Solving the Stagnation Puzzle

One of the world's leading economists discusses policy issues that lie at the root of Manitoba's relative economic stagnation.

Ideas have consequences, the saying goes, and it resonates with the many Manitobans who believe that our province’s vast potential won’t be realized without a fundamental change in thinking. The wag who stated that a working definition of insanity is to try the same things over and over and expect different results would feel at home in the keystone province.

Insane is too strong a word. But our traditional, orthodox approach of heavy political involvement in the economy through redistribution, subsidies, state-owned enterprises and monopolies persists despite relatively dismal results.

A few promising changes dot the electoral landscape, with a subtle subtext of tax reduction playing out in the Liberal, Conservative and even NDP platforms. The Tory property tax promise is a good start for overdue education reform. Jon Gerrard’s Liberals have the boldest platform, embracing broader tax cuts and clearly stating that the health system needs better policy, not more money. The NDP, unable to adopt a more dynamic policy model without severe internal ructions, is most comfortable with the status quo.

So our political parties agree on more things than not. The ideas of Gordon Tullock, one of the world’s greatest living economists, help explain why our political class’s intellectual moorings are so stuck in the expansive government mode of the 1970s. His insights underlie a school of economics known as “public choice”.

In a wide-ranging interview, Tullock defines “public choice” simply as economics applied to political matters. Politicians introduce policies because they want to win the next election. They buy votes by expanding state services. They never say “no” to the highly organized interest groups that drive public spending. Meanwhile the unorganized majority who don’t want more spending are dispersed. It’s a straightforward view that explains Manitoba’s high spending and taxes, relative lack of private investment and slow growth.

A simple analogy illustrates the conceptual limitations that restrain our future. When asked, for example, why we don’t organize grocery stores like health and education, with a large single supplier to eliminate overlap and duplication (see Harrison), Tullock replied: “Because most people like to eat. What would happen is not that you would starve, but you’d have a rather poor selection, of poor quality food at high costs.”
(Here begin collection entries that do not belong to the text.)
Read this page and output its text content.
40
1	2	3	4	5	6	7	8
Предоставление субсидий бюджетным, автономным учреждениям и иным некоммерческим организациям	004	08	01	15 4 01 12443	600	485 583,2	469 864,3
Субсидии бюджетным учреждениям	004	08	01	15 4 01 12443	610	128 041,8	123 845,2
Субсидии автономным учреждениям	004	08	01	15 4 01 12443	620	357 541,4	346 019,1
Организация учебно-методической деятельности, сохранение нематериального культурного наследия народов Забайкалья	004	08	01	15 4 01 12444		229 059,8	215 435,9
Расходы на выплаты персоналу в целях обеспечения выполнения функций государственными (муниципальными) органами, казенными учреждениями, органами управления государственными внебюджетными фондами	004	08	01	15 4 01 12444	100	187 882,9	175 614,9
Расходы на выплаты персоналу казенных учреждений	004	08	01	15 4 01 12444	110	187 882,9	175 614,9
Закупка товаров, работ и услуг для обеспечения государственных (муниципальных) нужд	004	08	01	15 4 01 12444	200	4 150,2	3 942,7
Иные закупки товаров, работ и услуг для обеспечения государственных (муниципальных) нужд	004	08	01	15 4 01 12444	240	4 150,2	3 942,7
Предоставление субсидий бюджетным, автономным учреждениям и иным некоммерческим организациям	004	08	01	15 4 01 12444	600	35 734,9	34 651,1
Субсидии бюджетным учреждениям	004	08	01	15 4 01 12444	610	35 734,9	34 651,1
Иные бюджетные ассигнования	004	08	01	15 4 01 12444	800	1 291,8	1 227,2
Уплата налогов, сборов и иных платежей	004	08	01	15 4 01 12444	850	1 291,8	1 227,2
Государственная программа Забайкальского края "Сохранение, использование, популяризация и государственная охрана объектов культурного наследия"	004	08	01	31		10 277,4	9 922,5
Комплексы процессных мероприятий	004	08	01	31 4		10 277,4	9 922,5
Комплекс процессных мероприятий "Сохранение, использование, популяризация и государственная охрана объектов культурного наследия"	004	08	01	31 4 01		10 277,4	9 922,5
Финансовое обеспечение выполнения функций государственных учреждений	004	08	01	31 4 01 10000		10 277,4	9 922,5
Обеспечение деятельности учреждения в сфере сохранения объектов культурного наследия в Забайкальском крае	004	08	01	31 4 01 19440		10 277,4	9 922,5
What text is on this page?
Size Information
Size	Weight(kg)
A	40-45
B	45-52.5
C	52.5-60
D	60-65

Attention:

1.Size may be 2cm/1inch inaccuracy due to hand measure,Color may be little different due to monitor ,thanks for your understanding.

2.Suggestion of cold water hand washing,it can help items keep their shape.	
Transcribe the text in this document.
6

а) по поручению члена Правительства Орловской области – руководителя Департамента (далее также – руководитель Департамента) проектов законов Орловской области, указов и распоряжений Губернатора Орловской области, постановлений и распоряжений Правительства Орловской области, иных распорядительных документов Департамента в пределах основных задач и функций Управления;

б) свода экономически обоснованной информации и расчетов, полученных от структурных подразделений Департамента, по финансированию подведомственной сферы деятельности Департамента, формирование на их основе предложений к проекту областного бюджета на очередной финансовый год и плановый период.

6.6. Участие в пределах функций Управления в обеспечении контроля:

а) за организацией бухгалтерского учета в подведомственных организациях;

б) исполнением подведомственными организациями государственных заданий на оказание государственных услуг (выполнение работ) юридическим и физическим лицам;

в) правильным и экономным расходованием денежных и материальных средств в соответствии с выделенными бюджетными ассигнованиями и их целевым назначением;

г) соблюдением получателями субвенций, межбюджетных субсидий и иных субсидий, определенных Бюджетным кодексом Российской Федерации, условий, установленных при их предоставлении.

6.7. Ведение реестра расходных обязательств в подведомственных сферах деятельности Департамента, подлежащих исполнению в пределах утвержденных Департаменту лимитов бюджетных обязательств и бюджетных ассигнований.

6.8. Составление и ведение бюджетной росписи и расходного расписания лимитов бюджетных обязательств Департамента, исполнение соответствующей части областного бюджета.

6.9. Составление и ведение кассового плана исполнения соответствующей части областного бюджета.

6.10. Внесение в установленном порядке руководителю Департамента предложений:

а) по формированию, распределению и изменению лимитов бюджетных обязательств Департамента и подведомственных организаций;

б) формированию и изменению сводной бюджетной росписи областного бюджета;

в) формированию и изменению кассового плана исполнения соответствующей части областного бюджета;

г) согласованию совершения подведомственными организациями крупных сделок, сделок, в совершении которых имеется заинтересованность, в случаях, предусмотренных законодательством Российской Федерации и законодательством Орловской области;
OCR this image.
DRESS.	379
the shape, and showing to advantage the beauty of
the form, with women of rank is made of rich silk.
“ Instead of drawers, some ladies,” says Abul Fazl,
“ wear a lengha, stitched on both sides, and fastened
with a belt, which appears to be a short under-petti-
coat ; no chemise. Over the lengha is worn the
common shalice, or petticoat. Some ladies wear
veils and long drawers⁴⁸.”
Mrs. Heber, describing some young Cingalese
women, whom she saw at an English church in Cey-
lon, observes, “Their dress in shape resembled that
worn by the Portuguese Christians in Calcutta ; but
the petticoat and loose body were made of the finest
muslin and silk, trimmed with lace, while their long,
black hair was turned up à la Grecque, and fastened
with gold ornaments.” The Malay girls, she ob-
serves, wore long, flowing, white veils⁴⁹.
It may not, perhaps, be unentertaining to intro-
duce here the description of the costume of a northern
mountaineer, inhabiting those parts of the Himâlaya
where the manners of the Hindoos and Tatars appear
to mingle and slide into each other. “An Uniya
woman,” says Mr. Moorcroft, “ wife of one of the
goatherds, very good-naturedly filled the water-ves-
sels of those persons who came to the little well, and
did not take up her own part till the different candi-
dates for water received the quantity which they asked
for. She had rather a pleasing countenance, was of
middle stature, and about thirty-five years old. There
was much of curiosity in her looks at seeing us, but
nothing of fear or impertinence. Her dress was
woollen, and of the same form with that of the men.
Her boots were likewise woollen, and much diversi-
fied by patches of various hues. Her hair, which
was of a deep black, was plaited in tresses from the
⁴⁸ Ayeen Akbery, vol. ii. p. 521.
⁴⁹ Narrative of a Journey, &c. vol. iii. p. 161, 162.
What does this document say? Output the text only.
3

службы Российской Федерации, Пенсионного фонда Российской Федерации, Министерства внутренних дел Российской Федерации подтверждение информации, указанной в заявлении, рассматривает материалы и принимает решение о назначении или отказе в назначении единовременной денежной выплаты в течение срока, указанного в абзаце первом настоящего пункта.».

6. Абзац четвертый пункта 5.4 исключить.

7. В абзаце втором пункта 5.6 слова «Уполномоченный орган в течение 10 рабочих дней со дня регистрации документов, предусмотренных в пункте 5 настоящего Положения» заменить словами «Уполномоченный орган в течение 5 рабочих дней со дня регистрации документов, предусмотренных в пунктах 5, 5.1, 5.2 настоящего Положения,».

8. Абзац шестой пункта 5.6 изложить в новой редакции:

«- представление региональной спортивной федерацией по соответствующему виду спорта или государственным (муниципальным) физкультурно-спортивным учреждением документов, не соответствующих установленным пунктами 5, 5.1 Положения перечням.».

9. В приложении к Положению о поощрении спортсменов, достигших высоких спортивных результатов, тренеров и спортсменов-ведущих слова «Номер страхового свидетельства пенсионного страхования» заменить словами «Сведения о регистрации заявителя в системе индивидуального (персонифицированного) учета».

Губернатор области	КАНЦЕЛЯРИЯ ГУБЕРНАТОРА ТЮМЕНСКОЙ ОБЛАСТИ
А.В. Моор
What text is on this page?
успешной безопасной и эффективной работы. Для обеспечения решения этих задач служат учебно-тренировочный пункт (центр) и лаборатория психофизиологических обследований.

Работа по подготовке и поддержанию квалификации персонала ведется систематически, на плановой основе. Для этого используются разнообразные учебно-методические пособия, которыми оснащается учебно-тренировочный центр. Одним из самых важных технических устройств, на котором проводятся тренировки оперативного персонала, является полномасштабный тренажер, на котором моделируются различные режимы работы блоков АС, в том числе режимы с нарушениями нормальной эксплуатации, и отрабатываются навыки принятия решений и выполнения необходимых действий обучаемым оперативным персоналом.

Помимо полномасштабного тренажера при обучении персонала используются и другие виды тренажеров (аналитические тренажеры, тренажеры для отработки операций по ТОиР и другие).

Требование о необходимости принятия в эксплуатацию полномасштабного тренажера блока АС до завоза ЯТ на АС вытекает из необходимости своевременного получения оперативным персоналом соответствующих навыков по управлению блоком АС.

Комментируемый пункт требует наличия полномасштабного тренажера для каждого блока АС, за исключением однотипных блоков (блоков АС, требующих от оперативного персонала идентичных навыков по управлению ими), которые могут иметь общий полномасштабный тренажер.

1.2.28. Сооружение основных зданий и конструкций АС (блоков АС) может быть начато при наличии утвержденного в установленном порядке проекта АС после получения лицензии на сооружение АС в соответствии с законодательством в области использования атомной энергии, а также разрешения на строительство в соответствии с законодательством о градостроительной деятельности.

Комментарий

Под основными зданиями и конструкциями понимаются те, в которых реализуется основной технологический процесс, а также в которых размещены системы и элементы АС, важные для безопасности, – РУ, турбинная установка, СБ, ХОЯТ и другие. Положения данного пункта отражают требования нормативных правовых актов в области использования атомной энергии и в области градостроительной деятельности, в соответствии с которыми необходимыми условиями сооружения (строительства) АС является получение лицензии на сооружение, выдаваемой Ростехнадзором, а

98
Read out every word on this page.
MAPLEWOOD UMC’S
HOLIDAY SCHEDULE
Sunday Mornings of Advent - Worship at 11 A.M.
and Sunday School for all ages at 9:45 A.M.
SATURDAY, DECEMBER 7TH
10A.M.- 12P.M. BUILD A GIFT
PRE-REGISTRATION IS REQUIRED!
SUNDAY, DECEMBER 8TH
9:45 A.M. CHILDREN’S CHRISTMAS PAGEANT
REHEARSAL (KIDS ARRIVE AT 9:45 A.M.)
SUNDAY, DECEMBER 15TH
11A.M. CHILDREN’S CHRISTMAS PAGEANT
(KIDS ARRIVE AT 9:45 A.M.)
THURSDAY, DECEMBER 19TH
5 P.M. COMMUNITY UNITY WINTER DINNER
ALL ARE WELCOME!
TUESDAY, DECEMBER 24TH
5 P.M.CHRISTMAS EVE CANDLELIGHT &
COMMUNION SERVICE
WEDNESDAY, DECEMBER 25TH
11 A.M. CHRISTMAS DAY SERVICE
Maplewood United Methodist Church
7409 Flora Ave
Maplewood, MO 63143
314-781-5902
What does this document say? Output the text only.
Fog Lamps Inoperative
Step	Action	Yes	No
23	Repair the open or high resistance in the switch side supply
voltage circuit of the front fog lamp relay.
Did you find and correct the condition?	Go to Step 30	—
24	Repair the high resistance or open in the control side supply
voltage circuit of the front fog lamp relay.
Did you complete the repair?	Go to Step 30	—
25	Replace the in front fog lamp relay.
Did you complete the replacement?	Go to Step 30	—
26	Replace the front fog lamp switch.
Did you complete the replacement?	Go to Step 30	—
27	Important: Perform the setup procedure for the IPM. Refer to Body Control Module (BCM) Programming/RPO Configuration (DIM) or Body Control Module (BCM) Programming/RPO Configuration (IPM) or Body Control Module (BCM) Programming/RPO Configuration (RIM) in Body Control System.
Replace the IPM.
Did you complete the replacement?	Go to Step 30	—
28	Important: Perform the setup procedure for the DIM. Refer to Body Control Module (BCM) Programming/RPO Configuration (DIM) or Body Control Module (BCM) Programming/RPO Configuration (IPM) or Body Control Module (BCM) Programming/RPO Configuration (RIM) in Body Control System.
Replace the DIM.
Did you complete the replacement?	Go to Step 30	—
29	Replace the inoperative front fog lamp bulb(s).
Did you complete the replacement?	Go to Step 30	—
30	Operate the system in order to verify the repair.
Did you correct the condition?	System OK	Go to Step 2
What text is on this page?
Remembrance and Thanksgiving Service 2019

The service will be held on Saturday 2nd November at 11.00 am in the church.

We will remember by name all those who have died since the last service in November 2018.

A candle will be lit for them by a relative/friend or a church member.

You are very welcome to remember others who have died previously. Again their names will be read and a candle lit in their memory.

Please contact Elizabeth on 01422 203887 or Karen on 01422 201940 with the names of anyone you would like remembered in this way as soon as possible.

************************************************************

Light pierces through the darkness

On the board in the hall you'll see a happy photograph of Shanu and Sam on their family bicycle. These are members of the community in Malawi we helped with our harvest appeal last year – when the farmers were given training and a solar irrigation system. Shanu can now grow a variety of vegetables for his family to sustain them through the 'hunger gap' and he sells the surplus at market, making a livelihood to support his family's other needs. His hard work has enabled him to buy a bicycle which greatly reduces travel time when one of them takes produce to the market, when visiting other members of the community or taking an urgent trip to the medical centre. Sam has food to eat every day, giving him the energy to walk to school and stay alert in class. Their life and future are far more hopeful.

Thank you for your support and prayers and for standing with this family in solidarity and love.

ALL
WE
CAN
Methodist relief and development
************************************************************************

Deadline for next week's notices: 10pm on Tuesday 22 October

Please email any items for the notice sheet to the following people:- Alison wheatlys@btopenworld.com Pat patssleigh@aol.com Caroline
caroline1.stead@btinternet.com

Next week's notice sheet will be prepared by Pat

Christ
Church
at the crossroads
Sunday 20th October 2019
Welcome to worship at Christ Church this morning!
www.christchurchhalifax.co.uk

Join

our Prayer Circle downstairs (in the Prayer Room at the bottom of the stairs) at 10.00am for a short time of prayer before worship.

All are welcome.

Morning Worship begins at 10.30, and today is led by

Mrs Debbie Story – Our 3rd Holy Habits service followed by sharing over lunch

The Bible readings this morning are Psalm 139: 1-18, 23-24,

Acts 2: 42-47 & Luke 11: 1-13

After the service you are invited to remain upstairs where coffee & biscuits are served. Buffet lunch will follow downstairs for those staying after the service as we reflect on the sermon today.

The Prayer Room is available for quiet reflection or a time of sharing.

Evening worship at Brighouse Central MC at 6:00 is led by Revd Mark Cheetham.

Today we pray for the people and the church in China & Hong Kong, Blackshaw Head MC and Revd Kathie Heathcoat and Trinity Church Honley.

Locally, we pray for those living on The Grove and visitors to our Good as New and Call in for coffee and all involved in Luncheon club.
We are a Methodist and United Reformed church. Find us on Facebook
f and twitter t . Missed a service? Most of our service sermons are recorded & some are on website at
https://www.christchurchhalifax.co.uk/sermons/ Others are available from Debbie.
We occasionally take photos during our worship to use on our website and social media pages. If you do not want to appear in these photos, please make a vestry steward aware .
We’ve witnessed debacles like forced school board amalgamations, merged health authorities and early Unicity. What about the argument that larger government organizations are more efficient because they capture economies of scale? Tullock: “The total cost per unit of output will go up where there is no competition…large public monopolies allow government officials to not work quite so hard, get better pay….”

Why do politicians choose health-care reforms that give the monopoly more money instead of breaking it up and having competition? Tullock: “There is a bias to policies that increase the power of politicians … There are a lot of academics sold on the view that a large operation is more efficient that a small one.” Excepting the army, he thinks such economies are illusory.

What about Canada’s equalization system, which transfers resources from “have” provinces to “have-not” provinces? Tullock: “Over time, transfers would increase…” Would the resources flow to better services or higher costs? Tullock: “A safer prediction is that the money would end up in higher costs than more services.”

In a few remarks, Tullock distilled Manitoba’s challenge. Too many monopolies, a misplaced faith in larger bureaucratic structures whose budgets are inflated with easy outside transfers that forestall the need for self-generated economic growth. Taxes that are out of line with competing jurisdictions. The government grocery store model duplicated throughout key parts of the public sector, more bluntly, the most expensive healthcare and education systems in the country.

Tullock would control the modern tendency for government to expand infinitely by pushing services and power down the scale, closer to voters. He would break up the big public monopolies and pitch the thinking about larger service units and economies of scale into history’s waste bin, where it belongs. This would dramatically improve public services and free up billions for tax cuts to supercharge economic growth.

In the present sleepy Manitoba context, reforms of this sort would raise alarm bells in Gary Doer’s government. It’s no secret that the giant monopolies, which have prospered here as predicted by Tullock’s public choice theory, form the core of the NDP power base, the public sector unions. Neither the Conservatives nor Liberals carry that baggage, but as all political parties in Canada, they are ill-prepared to steer the intrinsically complex and bold changes required.

As others on the Left have learned – Britain’s Tony Blair, Ontario’s Bob Rae, and Roy Romanow’s former Finance Minister Janice MacKinnon among them – this is the key battle that remains to be engaged. The big rewards, better services at less cost, an economy that draws in people and capital, a sharply rising living standard, remain in the wings. In short, an end to our embarrassing “have not” paradigm.

To get there, we need what is lacking for our province – a big vision. Is it possible for Manitoba to have a population of 3 million people within our lifetimes?

You bet. Only different public choices will make it possible.